Of course, after my post walk cuppa and cake, walking back to the car, parked at the rear of Joe Brown’s shop, I had to call in and see what they had on offer.

It was a fabulous and nostalgic day, covering old ground and reliving some of the memories, particularly the humorous moments, especially some of the interesting scenarios posed to us and how we would get around the various situations that we could encounter, not just in bad weather, but the awkward or frightened person or persons, in any walking group.

Superb walking country, perfect weather and plenty of peace and quiet, a really pleasant day, coupled with some great Twitter interactions while on the summit of Crimpiau, as I had shared some photos.

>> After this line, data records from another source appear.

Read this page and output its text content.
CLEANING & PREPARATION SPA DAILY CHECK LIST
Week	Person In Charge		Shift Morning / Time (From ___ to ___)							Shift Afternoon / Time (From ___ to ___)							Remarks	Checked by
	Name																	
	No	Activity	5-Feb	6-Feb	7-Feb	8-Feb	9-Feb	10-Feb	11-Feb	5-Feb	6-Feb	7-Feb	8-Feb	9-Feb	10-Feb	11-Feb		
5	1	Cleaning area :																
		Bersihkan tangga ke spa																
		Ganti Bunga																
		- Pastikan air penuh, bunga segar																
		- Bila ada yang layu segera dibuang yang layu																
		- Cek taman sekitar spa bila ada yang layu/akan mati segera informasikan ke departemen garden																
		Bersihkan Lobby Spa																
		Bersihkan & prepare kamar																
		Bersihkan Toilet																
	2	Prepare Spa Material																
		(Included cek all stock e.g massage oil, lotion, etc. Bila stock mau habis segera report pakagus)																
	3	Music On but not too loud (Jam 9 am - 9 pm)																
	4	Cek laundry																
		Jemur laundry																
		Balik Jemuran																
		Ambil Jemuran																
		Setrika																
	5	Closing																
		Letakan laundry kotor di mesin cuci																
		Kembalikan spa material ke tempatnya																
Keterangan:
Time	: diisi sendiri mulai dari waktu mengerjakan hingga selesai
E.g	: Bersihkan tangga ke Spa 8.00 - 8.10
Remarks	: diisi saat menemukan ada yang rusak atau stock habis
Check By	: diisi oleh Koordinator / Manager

The next part of the day’s navigation training was to follow at night, where we would venture on to the plateau just below Moel Siabod, navigating to various point in the dark, utilising the skills we had learned during the day,

I ascended Moel Siabod in August 2012 and wrote about it in Moel Siabod and my old Navigation Training Ground.

A map of the area covered, but the route shown is not the route I took.
The route is one I had seen advised

Finally, happy rambling and thank you for reading,
Peak Rambler

Twitter                     @PeakRambler

Joe Brown; Climber

Betws-y-Coed and some of its sights and attractions;

Cotswold Outdoor

Cotswold Rockbottom

Miniature Railway

Fairy Glen; Betws-y-Coed

Swallow Falls, Betws-y-Coed

The Ugly House

Capel Curig

Joe Brown Shop

Pinnacle Café


O’Tom Tick Twister


Naismith’s Rule

Tranter’s Corrections

Blogs mentioned that I’ve written


  1. Hi can i just point out those hills arent Cadair Idris they are Arenig Fach and Fawr and in the wrong direction from Cadair!

    1. You certainly can point that out and I'm very grateful for your identification of Arenig Fach and Arenig Fawr.

      I have amended all references to Cadir Idris accordingly.